For one new student group, wearing a scarlet letter is a sign of pride.
The pins emblazoned with a scarlet “A” worn by members of the SUNY Cortland Secular Student Alliance aren’t displayed in shame like the famous symbol in Nathaniel Hawthorne’s The Scarlet Letter. Group members look at the bright red “A,” which stands for atheist, as sign of their “coming out” as religious skeptics.
“Within our group, there are a lot of different people with a lot of different standpoints on, for lack of a better word, their beliefs,” said Dustin Taylor, a senior adolescence education: biology major from Pine City, N.Y. “I think the one common thing we have is a general skepticism in all of us.”
The Alliance, launched in January, includes about 20 members. Many are atheists — people who do not believe in the existence of a supreme being — while others simply favor belief systems such as humanism or skepticism over organized religion. The group meets once a week to engage in thoughtful discussions. It also holds regular events that involve other faith-based campus groups.
Last month, Taylor and two other SUNY Cortland students attended the first-ever Reason Rally in Washington, D.C., joining more than 20,000 people from across the country to show support for what they believe is a growing secular movement in America. A chilly downpour made the weather conditions miserable for the March 24 event, but the students called it one of the most awe-inspiring weekends of their lives.
“I couldn’t believe that there’s that many people out there like us,” said Erica Deretz, a senior English and political science major from Owego, N.Y., who started the atheist group at SUNY Cortland.
The group of three, which included Nicholas Gardner, a junior mathematics major from Elmira, N.Y., listened to a roster of speakers that featured scientists, comedians and the first openly atheistic member of Congress — Rep. Pete Stark (D-Calif.).
“There were so many intelligent, world-renowned speakers, not just some Tom, Dick or Harry that decided he was going to sign up and give us a speech,” Taylor said. “And everyone was just so friendly. It was a community, really.”
Religious protesters showed up to the event, but the two sides remained relatively civil, Taylor said. The SUNY Cortland trio even made its way into a story from The Washington Post.
On SUNY Cortland’s campus, a core group of about seven Secular Student Alliance members has attempted to start open discussions about belief systems. In February, parishioners from St.
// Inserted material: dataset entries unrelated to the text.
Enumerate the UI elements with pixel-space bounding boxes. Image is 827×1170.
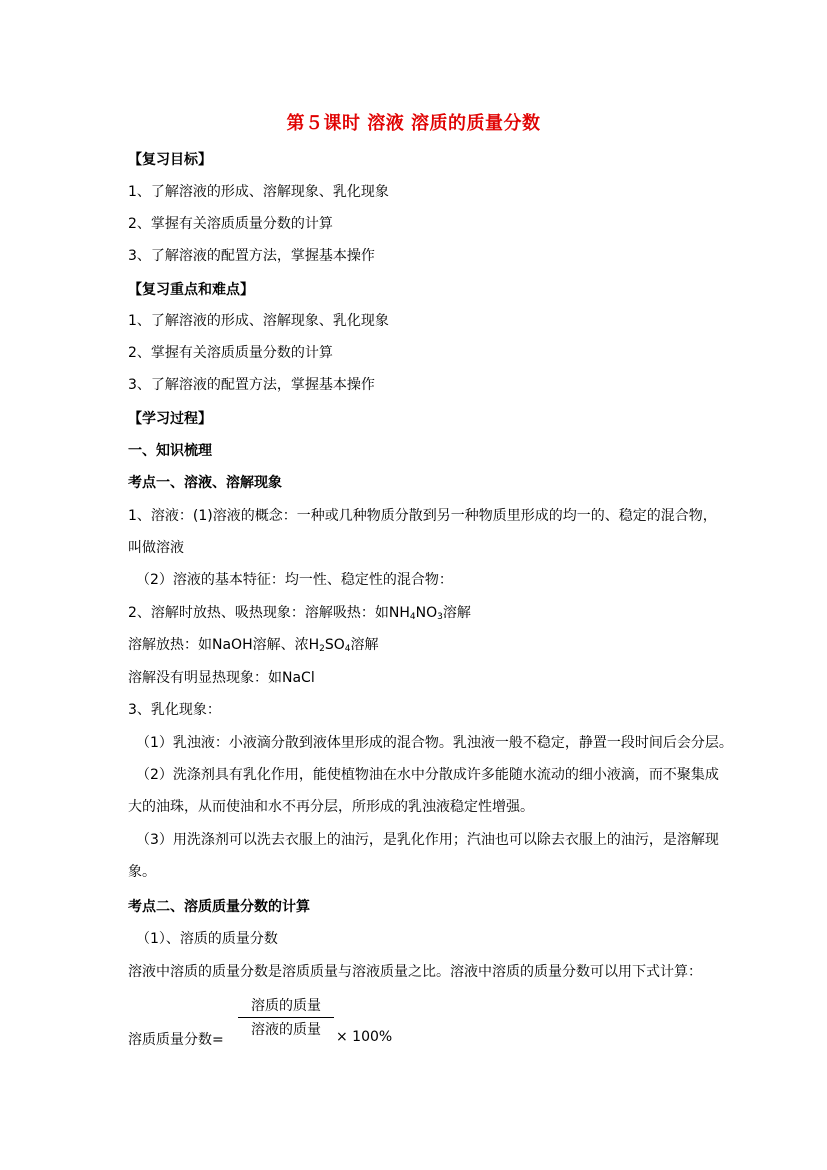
kp1-p9-line2: 象。 <box>128 864 156 880</box>
kp1-p8-line2: 大的油珠，从而使油和水不再分层，所形成的乳浊液稳定性增强。 <box>128 799 534 815</box>
kp2-p1: （1）、溶质的质量分数 <box>136 931 278 947</box>
objectives-heading: 【复习目标】 <box>128 152 212 168</box>
page-title: 第５课时 溶液 溶质的质量分数 <box>286 113 541 134</box>
keypoint-item: 2、掌握有关溶质质量分数的计算 <box>128 345 333 361</box>
kp1-heading: 考点一、溶液、溶解现象 <box>128 475 282 491</box>
fraction-bar <box>238 1017 334 1018</box>
kp1-p7: （1）乳浊液：小液滴分散到液体里形成的混合物。乳浊液一般不稳定，静置一段时间后会分层。 <box>136 735 733 751</box>
chemical-formula: $H_2SO_4$ <box>308 637 351 654</box>
formula-denominator: 溶液的质量 <box>251 1022 321 1038</box>
kp1-p1-line1: 1、溶液：(1)溶液的概念：一种或几种物质分散到另一种物质里形成的均一的、稳定的混合物， <box>128 508 717 524</box>
section-heading: 一、知识梳理 <box>128 443 212 459</box>
formula-multiplier: × 100% <box>336 1029 393 1045</box>
chemical-formula: $NH_4NO_3$ <box>388 605 443 622</box>
process-heading: 【学习过程】 <box>128 411 212 427</box>
objective-item: 1、了解溶液的形成、溶解现象、乳化现象 <box>128 184 389 200</box>
mass-fraction-formula <box>238 996 334 1040</box>
kp1-p8-line1: （2）洗涤剂具有乳化作用，能使植物油在水中分散成许多能随水流动的细小液滴，而不聚集成 <box>136 767 719 783</box>
formula-numerator: 溶质的质量 <box>251 998 321 1014</box>
kp1-p4: 溶解放热：如NaOH溶解、浓$H_2SO_4$溶解 <box>128 637 379 654</box>
kp1-p5: 溶解没有明显热现象：如NaCl <box>128 670 315 686</box>
kp1-p2: （2）溶液的基本特征：均一性、稳定性的混合物： <box>136 572 453 588</box>
kp1-p1-line2: 叫做溶液 <box>128 540 184 556</box>
kp1-p6: 3、乳化现象： <box>128 702 221 718</box>
kp1-p9-line1: （3）用洗涤剂可以洗去衣服上的油污，是乳化作用；汽油也可以除去衣服上的油污，是溶解现 <box>136 832 719 848</box>
keypoints-heading: 【复习重点和难点】 <box>128 282 254 298</box>
objective-item: 2、掌握有关溶质质量分数的计算 <box>128 216 333 232</box>
kp1-p3-text: 2、溶解时放热、吸热现象：溶解吸热：如 <box>128 605 389 621</box>
keypoint-item: 3、了解溶液的配置方法，掌握基本操作 <box>128 377 375 393</box>
objective-item: 3、了解溶液的配置方法，掌握基本操作 <box>128 248 375 264</box>
kp2-p2: 溶液中溶质的质量分数是溶质质量与溶液质量之比。溶液中溶质的质量分数可以用下式计算： <box>128 964 702 980</box>
kp2-heading: 考点二、溶质质量分数的计算 <box>128 899 310 915</box>
keypoint-item: 1、了解溶液的形成、溶解现象、乳化现象 <box>128 313 389 329</box>
formula-label: 溶质质量分数= <box>128 1032 224 1048</box>
kp1-p3: 2、溶解时放热、吸热现象：溶解吸热：如$NH_4NO_3$溶解 <box>128 605 471 622</box>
Mary’s Catholic Church in Cortland and members of the campus community spoke back and forth with the skeptics during a Secular Student Alliance meeting that lasted more than three hours.
“We were in Corey until they had to kick us out,” Gardner said. “It was pretty cool because both sides were split pretty evenly.”
Deretz said the mood at the meeting was calm for the most part and featured important input from both sides.
“There was a lot of stuff that I didn’t know about Catholicism that I found out,” said Deretz, who was raised as a Protestant. “And that’s what we want to do: get a better understanding of all of our groups.”
Marie Agen, SUNY Cortland’s Catholic campus minister, also attended the February discussion.
“The meeting that I attended, I thought it featured pleasant discussions related to different points of view,” she said.
Several members of the atheist group agreed that their biggest criticisms of organized religion relate to “what it does to people and the effect it has on the lives of everyone else,” according to Deretz.
“I’m going to be teaching high schoolers and I’m really going to find a problem when none of my students want to believe me when I’m teaching them evolution because their parents said it’s not real,” Taylor said.
Most of the outside reaction from campus community members has been constructive, except for some angry emails and the covering up of a few of the group’s campus posters, Deretz said.
Still, the Secular Student Alliance will continue to invite everyone, regardless of spiritual backgrounds, to its Tuesday meetings at 7:30 p.m. in Corey Union, Room 305. The group’s long-term goals, members said, include shattering harsh stereotypes about atheism and encouraging more closet skeptics to feel comfortable voicing their thoughts, even if it means wearing a scarlet-lettered pin.
“I’m not out to convert people,” Taylor said. “I just want to make them aware that not only are we out here, but we’re nice people too.”